Date: 2009-05-14 05:42 pm (UTC)
From: [identity profile] kevin-standlee.livejournal.com
Well, I've never been to a Swancon, so I can't give you a direct comparison, but I've been to a lot of Worldcons and to a lot of "local" conventions (BayCon and SiliCon in the SF Bay Area, Norwescon in the Seattle area, OryCon in the Portland area, etc.), and I personally don't think there's a significant difference between a panel at a local con and a panel at a Worldcon. Oh, you can sometimes get huge-turnout events where it wouldn't be practical to have the small-scale interactivity you would when the audience and panel have about the same number of people, but because a Worldcon can cover so much variety, you can certainly find all types of panel type event. The biggest thing a Worldcon has is a larger pool of "talent" from which to draw, and more program items to provide.
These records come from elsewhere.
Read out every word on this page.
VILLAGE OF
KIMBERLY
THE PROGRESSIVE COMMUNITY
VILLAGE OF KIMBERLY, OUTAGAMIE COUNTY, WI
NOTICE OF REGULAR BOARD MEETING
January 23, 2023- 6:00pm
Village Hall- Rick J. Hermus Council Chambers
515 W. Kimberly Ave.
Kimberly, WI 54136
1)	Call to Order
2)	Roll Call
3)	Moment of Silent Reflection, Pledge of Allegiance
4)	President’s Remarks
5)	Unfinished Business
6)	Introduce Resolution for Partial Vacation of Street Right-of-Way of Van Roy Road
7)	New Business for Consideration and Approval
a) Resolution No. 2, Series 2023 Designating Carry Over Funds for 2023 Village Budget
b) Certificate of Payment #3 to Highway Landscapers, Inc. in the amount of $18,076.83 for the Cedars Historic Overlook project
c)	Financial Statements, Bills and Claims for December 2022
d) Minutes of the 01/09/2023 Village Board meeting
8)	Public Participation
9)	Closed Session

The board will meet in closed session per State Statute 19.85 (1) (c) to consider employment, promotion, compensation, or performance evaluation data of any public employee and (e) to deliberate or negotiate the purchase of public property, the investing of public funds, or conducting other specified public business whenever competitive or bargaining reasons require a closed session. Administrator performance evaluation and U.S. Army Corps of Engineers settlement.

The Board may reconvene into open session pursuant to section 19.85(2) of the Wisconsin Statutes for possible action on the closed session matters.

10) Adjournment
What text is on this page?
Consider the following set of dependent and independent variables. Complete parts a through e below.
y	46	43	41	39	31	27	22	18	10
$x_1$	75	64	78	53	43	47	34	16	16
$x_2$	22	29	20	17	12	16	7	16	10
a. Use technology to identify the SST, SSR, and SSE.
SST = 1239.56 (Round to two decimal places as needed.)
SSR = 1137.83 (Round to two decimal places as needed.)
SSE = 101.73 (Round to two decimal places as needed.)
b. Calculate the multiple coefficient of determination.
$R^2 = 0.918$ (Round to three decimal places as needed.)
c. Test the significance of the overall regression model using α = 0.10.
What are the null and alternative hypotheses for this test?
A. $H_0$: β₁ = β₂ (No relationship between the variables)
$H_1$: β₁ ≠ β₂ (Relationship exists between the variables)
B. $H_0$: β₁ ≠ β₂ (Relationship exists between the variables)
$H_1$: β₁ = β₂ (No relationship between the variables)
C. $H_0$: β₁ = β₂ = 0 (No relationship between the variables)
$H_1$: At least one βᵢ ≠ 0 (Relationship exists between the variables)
The essential format of the convention doesn't change, though; there's just more of everything.

Date: 2009-05-14 08:44 pm (UTC)
From: [identity profile] mortonhall.livejournal.com

Were you looking at the Australian Worldcon or a different one?

If it's the Australian one then you have an in with the Divisional Head of Programming who will do their best to find you *something* that you can be on :)

Date: 2009-05-15 12:03 am (UTC)
From: [identity profile] emma-in-oz.livejournal.com
Cough, I think that for instance there will be an arty stream in which you might want to participate.